# The most fundamental value of all is human dignity



## larica

Could someone translate into latin the following phrase: "The most fundamental value of all is human dignity".

Thank you very much.


P.s.: Sorry for my English.


----------



## TimLA

I'll conjure up my old college Latin and give it a try...
but obviously, we should both wait for the sciense!

Maximum virtus principium est dignitas humana.

PS - your English is "excellens", as they say in Latin.


----------



## Kael

I'd say "Maximum pretium omnis dignitionem humanae est."


----------



## larica

Thank You very much for the answers "TimLA" and "Kael".


----------



## PacoBajito

You can say "maxima virtus hominis dignitas" or "maxima virtus humanitas"


----------



## larica

Thank You PacoBajito.


----------



## wonderment

TimLA said:


> Maximum Maxima virtus principium est dignitas humana.


Oh so close! 



Kael said:


> I'd say "Maximum pretium omnis dignitionem humanae est."


Pretium means value as in price. Omnis should be genitive plural. Dignitas humana = human dignity. 



PacoBajito said:


> You can say "maxima virtus hominis dignitas" or "maxima virtus humanitas"


 I prefer the second, and would change word order slightly for the first: _maxima virtus dignitas hominis_ (for clarity)

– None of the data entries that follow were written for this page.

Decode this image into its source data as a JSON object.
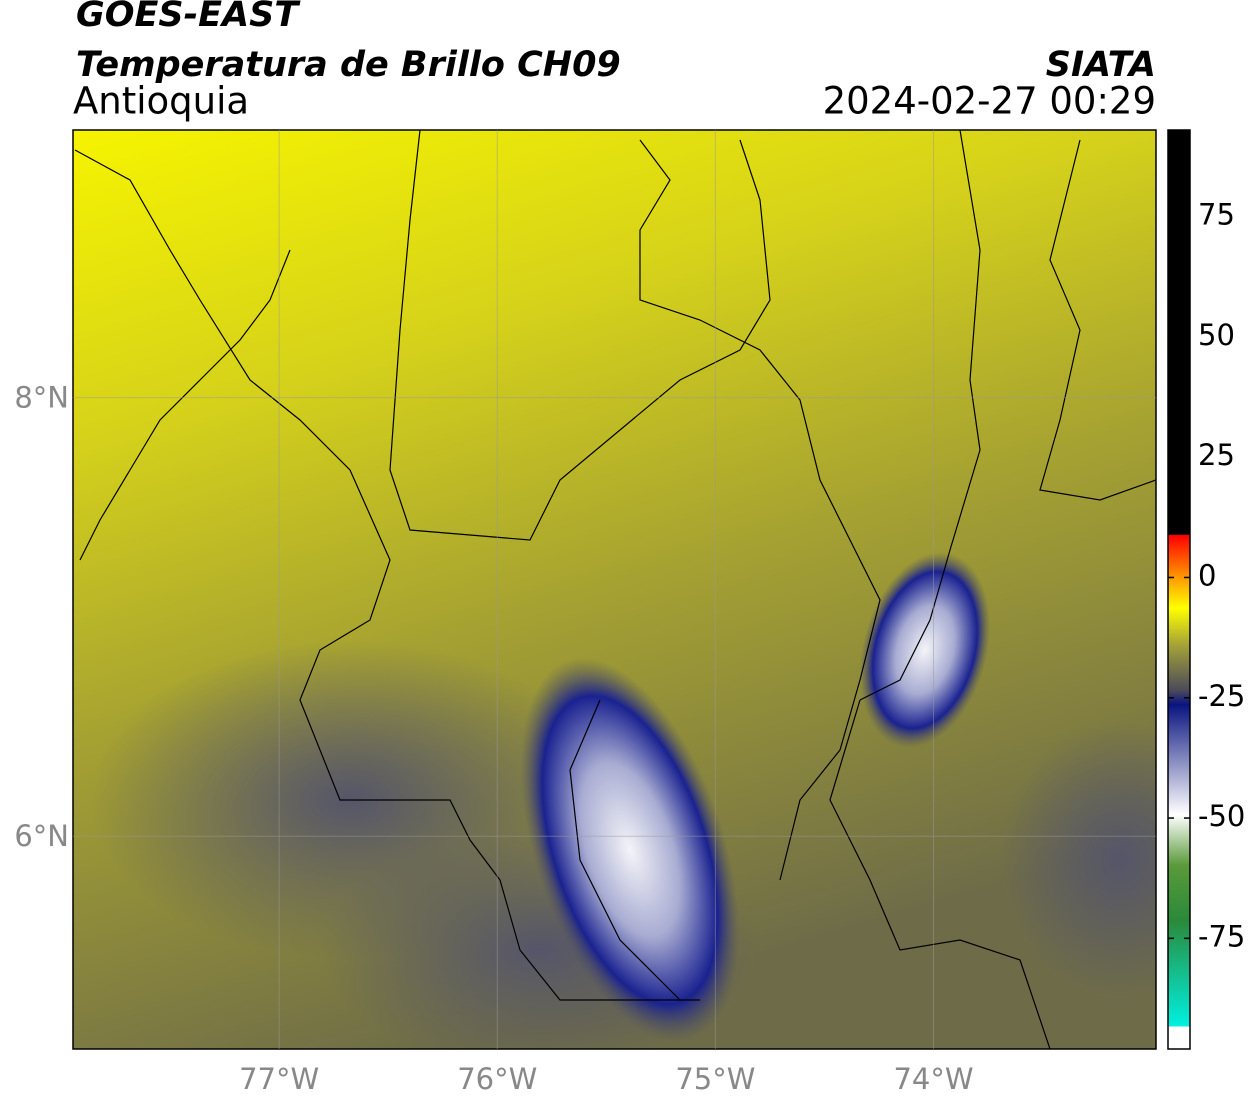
{
  "header": {
    "title": "GOES-EAST",
    "subtitle": "Temperatura de Brillo CH09",
    "region": "Antioquia",
    "source": "SIATA",
    "timestamp": "2024-02-27 00:29"
  },
  "map": {
    "xlim": [
      -77.945,
      -72.98
    ],
    "ylim": [
      5.03,
      9.22
    ],
    "xticks": [
      {
        "value": -77,
        "label": "77°W"
      },
      {
        "value": -76,
        "label": "76°W"
      },
      {
        "value": -75,
        "label": "75°W"
      },
      {
        "value": -74,
        "label": "74°W"
      }
    ],
    "yticks": [
      {
        "value": 6,
        "label": "6°N"
      },
      {
        "value": 8,
        "label": "8°N"
      }
    ],
    "grid": true
  },
  "colorbar": {
    "lim": [
      -98,
      93
    ],
    "ticks": [
      -75,
      -50,
      -25,
      0,
      25,
      50,
      75
    ]
  }
}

Much less literal but also possible: _summum bonum est humanitas_ (The highest good is humane conduct towards others).


----------



## PacoBajito

wonderment said:


> Oh so close!
> 
> 
> Pretium means value as in price. Omnis should be genitive plural. Dignitas humana = human dignity.
> 
> 
> I prefer the second, and would change word order slightly for the first: _maxima virtus dignitas hominis_ (for clarity)
> 
> Much less literal but also possible: _summum bonum est humanitas_ (The highest good is humane conduct towards others).



Thank you even if I was thinking to the oratio de homini dignitate from pico della mirandola and so I thought it could be better with hominis before dignitas.


----------